Cai Quandong stands on the ruins of what once was his home in Sanya in south China’s Hainan Province. Some 2,000 people who had lived in one of the city’s largest slum areas returned home after the Spring Festival holiday to scenes of devastation following a massive government demolition project. (Source: Shanghaidaily) 
A SHANTY town of hundreds of shacks was stealthily pulverized by a local government in Sanya, Hainan Province, which called them a fire risk.
The Xinhua news agency reported that the government undertook the surprise demolition coded "Hammer" on January 19, just before the Spring Festival, when most slum residents had already gone home for family reunions.
When they returned after the festival, they came upon a scene of utter devastation.
In a Xinhua photo carried on Monday’s Shanghai Daily, we saw a small boy, wearing only a shirt, standing on ruins that were once his home.
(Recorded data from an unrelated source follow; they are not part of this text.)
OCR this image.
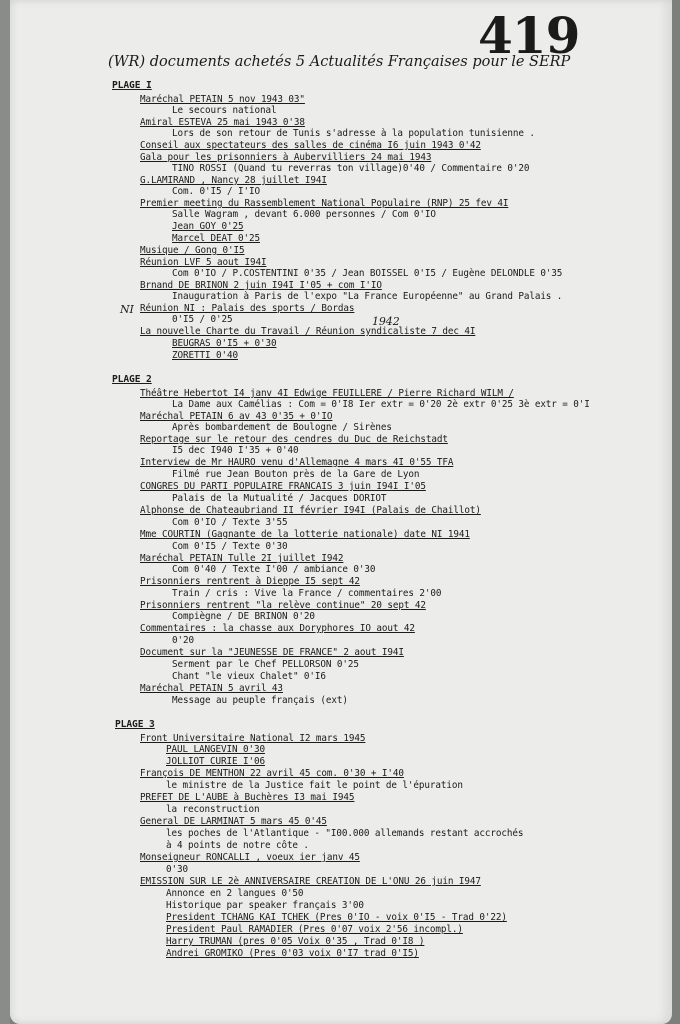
419
(WR) documents achetés 5 Actualités Françaises pour le SERP
PLAGE I
Maréchal PETAIN 5 nov 1943 03"
Le secours national
Amiral ESTEVA 25 mai 1943 0'38
Lors de son retour de Tunis s'adresse à la population tunisienne .
Conseil aux spectateurs des salles de cinéma I6 juin 1943 0'42
Gala pour les prisonniers à Aubervilliers 24 mai 1943
TINO ROSSI (Quand tu reverras ton village)0'40 / Commentaire 0'20
G.LAMIRAND , Nancy 28 juillet I94I
Com. 0'I5 / I'IO
Premier meeting du Rassemblement National Populaire (RNP) 25 fev 4I
Salle Wagram , devant 6.000 personnes / Com 0'IO
Jean GOY 0'25
Marcel DEAT 0'25
Musique / Gong 0'I5
Réunion LVF 5 aout I94I
Com 0'IO / P.COSTENTINI 0'35 / Jean BOISSEL 0'I5 / Eugène DELONDLE 0'35
Brnand DE BRINON 2 juin I94I I'05 + com I'IO
Inauguration à Paris de l'expo "La France Européenne" au Grand Palais .
Réunion NI : Palais des sports / Bordas
0'I5 / 0'25
La nouvelle Charte du Travail / Réunion syndicaliste 7 dec 4I
BEUGRAS 0'I5 + 0'30
ZORETTI 0'40
PLAGE 2
Théâtre Hebertot I4 janv 4I Edwige FEUILLERE / Pierre Richard WILM /
La Dame aux Camélias : Com = 0'I8 Ier extr = 0'20 2è extr 0'25 3è extr = 0'I
Maréchal PETAIN 6 av 43 0'35 + 0'IO
Après bombardement de Boulogne / Sirènes
Reportage sur le retour des cendres du Duc de Reichstadt
I5 dec I940 I'35 + 0'40
Interview de Mr HAURO venu d'Allemagne 4 mars 4I 0'55 TFA
Filmé rue Jean Bouton près de la Gare de Lyon
CONGRES DU PARTI POPULAIRE FRANCAIS 3 juin I94I I'05
Palais de la Mutualité / Jacques DORIOT
Alphonse de Chateaubriand II février I94I (Palais de Chaillot)
Com 0'IO / Texte 3'55
Mme COURTIN (Gagnante de la lotterie nationale) date NI 1941
Com 0'I5 / Texte 0'30
Maréchal PETAIN Tulle 2I juillet I942
Com 0'40 / Texte I'00 / ambiance 0'30
Prisonniers rentrent à Dieppe I5 sept 42
Train / cris : Vive la France / commentaires 2'00
Prisonniers rentrent "la relève continue" 20 sept 42
Compiègne / DE BRINON 0'20
Commentaires : la chasse aux Doryphores IO aout 42
0'20
Document sur la "JEUNESSE DE FRANCE" 2 aout I94I
Serment par le Chef PELLORSON 0'25
Chant "le vieux Chalet" 0'I6
Maréchal PETAIN 5 avril 43
Message au peuple français (ext)
PLAGE 3
Front Universitaire National I2 mars 1945
PAUL LANGEVIN 0'30
JOLLIOT CURIE I'06
François DE MENTHON 22 avril 45 com. 0'30 + I'40
le ministre de la Justice fait le point de l'épuration
PREFET DE L'AUBE à Buchères I3 mai I945
la reconstruction
General DE LARMINAT 5 mars 45 0'45
les poches de l'Atlantique - "I00.000 allemands restant accrochés
à 4 points de notre côte .
Monseigneur RONCALLI , voeux ier janv 45
0'30
EMISSION SUR LE 2è ANNIVERSAIRE CREATION DE L'ONU 26 juin I947
Annonce en 2 langues 0'50
Historique par speaker français 3'00
President TCHANG KAI TCHEK (Pres 0'IO - voix 0'I5 - Trad 0'22)
President Paul RAMADIER (Pres 0'07 voix 2'56 incompl.)
Harry TRUMAN (pres 0'05 Voix 0'35 , Trad 0'I8 )
Andrei GROMIKO (Pres 0'03 voix 0'I7 trad 0'I5)
NI
1942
His father picks through the rubble to salvage some articles that can still be used.
This cheap housing was first set up in the late 1990s when peasants from Danzhou in the northern part of the island discovered that raising pigs in Sanya was much more profitable than eking out a subsistence from the salty, meager soil at home.
Some also collected recyclable materials and were engaged in transport.
The slum area once contained 308 households, covering 30,000 square meters, and supplying shelter and livelihood for some 2,000 people.
The local government claimed that demolition proceeded from the best of intentions.
In an explanation given by the government on Monday evening, the slum is said to pose a fire risk, cause environmental pollution, and was difficult to manage.
Since these makeshift shelters were mostly made of wood planks, bamboo and other flammable materials, they might pose a serious fire hazard, particularly during the Spring Festival season when many firecrackers and fireworks were set off.
The local government would be held responsible if such an accident occurred.
But since this plan for benevolent demolition was unappreciated and vehemently resisted by the residents, the government decided to go it alone, taking preemptive action by pulverizing these slum shelters at a time when resistance was weak.
Is the local government now responsible for providing for the residents made homeless and jobless?
Of course not.
The government is "under no obligation to compensate," as these people are outsiders whose slum shelters were unauthorized from the very beginning, officials said.
Compensating them would encourage others to follow suit, the government explained.
"The sanitary conditions are extremely poor in the slum where there is no sewage system. The whole lot is littered with garbage, pig excrement, waste water, and the pervasive stench is overwhelming, raising concern for infectious disease," according to the official explanation.
Here I wonder whether fear of infectious disease might not lead the government to take similarly peremptory action by exterminating the immediate source of contagion, human life.
Few Chinese will buy official excuses for inflicting destruction. For those cognizant of the gap between what officials claim to be and what they really are, the real explanation is not difficult to find.
The shanty town had not been set up overnight, but had stood there for more than 10 years. Over that time the local government had been quite indifferent to the firs risk and stench, allowing the shanty town to expand to more than 300 households – and then suddenly official tolerance evaporated.
One Xinhua photo of the scene of devastation provides a clue to the answer. It shows a small girl in front of the ruins of her home, while the background is dominated by several towering high rises.
As a matter of fact, local government revenue from increasingly profitable real estate projects is the key to comprehending nearly all the bewildering occurrences in China today, not least in Hainan island, which saw one of most spectacular real estate crashes in modern China during the late 1990s.